Pernah suatu kali saya membolos dari mengajar dan menghabiskan waktu di
kamar saja. Hasilnya adalah ada sesuatu yang kurang yang muncul dari dalam
hati. Seolah-olah semua aktivitas dan kesibukan yang saya lakukan telah menjadi
kebiasaan yang mengakar. Tetapi kerap kali saya ingin membolos dari
kegiatan-kegiatan tersebut saat semua teman-teman saya berkumpul dan hanya saya
yang tidak bisa datang. Betapa konyolnya pikiran ini!

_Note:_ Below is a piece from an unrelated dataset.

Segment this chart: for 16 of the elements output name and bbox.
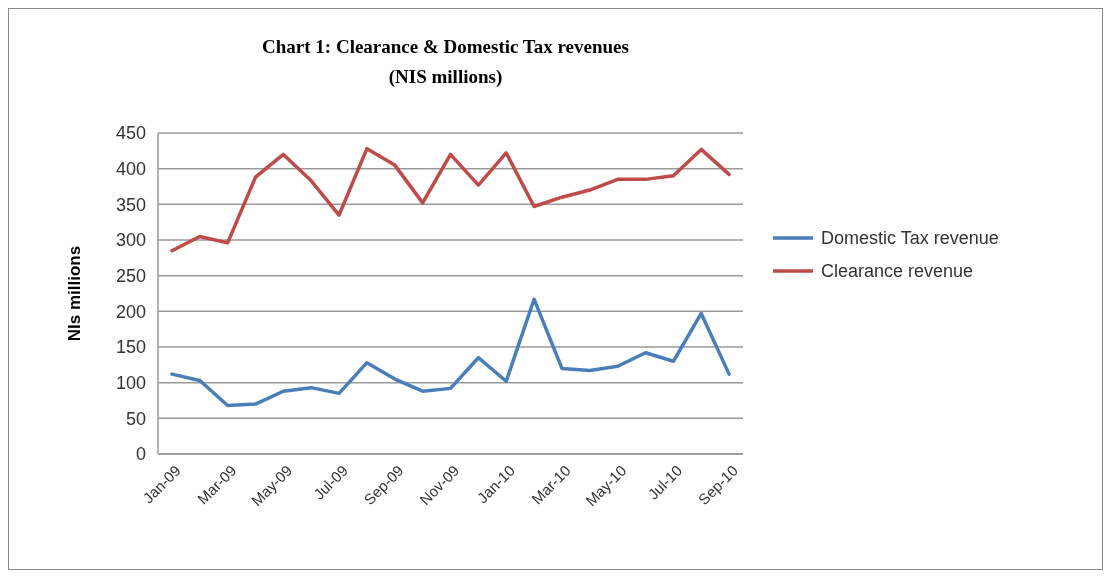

Tentu saja saya berusaha konsisten dengan waktu yang sudah saya atur. Namun
saya juga berusaha untuk tidak terlalu sibuk dengan diri saya sendiri dan
kegiatan-kegiatan saya tanpa menyadari hal-hal yang sebenarnya hakiki. Saya
tidak ingin terbenam dalam dunia saya tanpa menyadari bahwa keadaan sekitar
saya juga menuntut perhatian. Sebagai contoh saya sibuk belajar dan tidak
mengikuti kegiatan di kampus hanya karena saya ingin cepat lulus. Padahal ilmu
yang hakiki tidaklah selalu didapat dari pelajaran tatap muka di kelas. Di dalam
dunia kerjapun tidak selalu mengaplikasikan ilmu yang kita dapat pada waktu
sekolah, bahkan seringkali melenceng dari apa yang telah kita pelajari. Saya
teringat dosen filsafat saya mengatakan “Apakah nantinya kalian akan mengingat
semua pelajaran yang kalian dapat selama masa sekolah? Pasti yang kalian ingat
itu pada waktu kalian bercanda ria dengan teman di kantin.” Saya membenarkan
kata-katanya. Jangan sampai kita kehilangan hal yang lebih hakiki hanya karena
kita sibuk dengan diri sendiri. Jangan sampai kita sibuk dengan dunia kita
sendiri tanpa menyadari bahwa kita punya keluarga yang membutuhkan perhatian
kita juga.
Terkadang saya memang terlalu berpikir egosentris. Hanya tentang saya dan hidup saya, Tetapi sebisa mungkin saya tidak ingin terlalu berkutat dengan diri saya sendiri,
karena saya tidak ingin nantinya saya menyesali waktu yang terbuang tanpa saya bisa menikmatinya ataupun memetik suatu pengalaman darinya.